Time Covers Cyberbullying Issue
Posted on August 12, 2005Time has a new article on the rise of cyberbullying, where kids use the anonymity of the Internet to harass and ridicule other kids. Time cites a study by Clemson University that found 18% of 3,700 middle schoolers had experienced cyberbullying of some kind in the last two months. Time also says that most of the online perpetrators and victims are girls. Kids often use web communication tools like blogs and instant messaging in cyberbullying attacks.
Cyberbullying is a serious problem despite the fact that a few blogs downplay and/or even mock the issue. The Wired Safety Group has more informaton about the problem and how to try and prevent it at stopcyberbullying.org. And another recent cyberbullying article can be found here."Anonymity emboldens the person doing it -- and it increases the fear factor for the victim," says Kowalski. Parry Aftab, founder of an online nonprofit called WiredSafety.org says teens "are exploring who they are -- and they role-play by being mean, horrible and hateful in ways they would never be off-line." Aftab recalls meeting a New Jersey 13-year-old with a preppie-perfect appearance--khakis, button-down shirt, penny loafers complete with pennies--and a creepy hobby of making online death threats against strangers. He would gather information from chat rooms or people's websites, then threaten them as if he knew them. Says Aftab: "He said to me, 'I would never do anything in real life. I'm a good kid. But I can do it online because it doesn't matter.'"

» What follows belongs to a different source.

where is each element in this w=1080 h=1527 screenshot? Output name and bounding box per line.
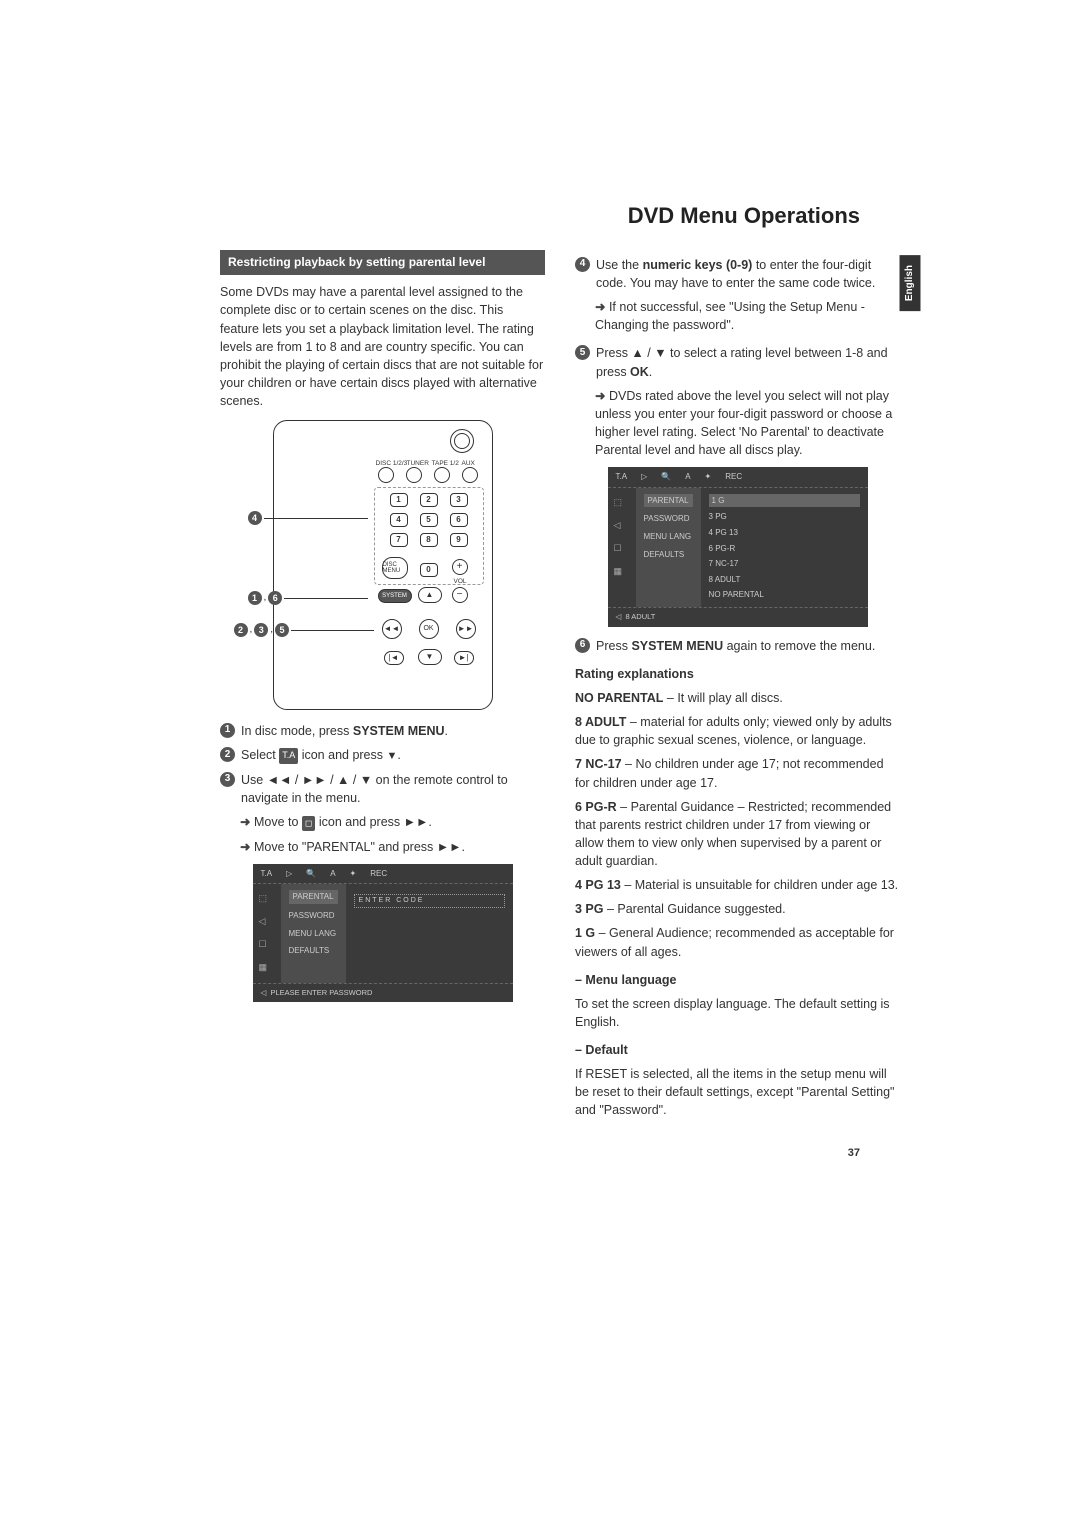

Actually, it does. When a cyberbully lashes out, it can be a sign of emotional or psychological problems. And cyberbullying is viral. The Clemson study found that kids who are victimized "seem to be heavily involved in bullying others," says psychologist Sue Limber. In the real world, physical intimidation may keep those who are bullied from retaliating, but that's not a problem online. "Cyberbullying can also lead to other forms of victimization," Limber says. If someone insults a classmate on a Xanga, the effects could include ostracization at school. "Passing notes or writing on lockers was nothing," says Limber. "This takes public to a whole other level."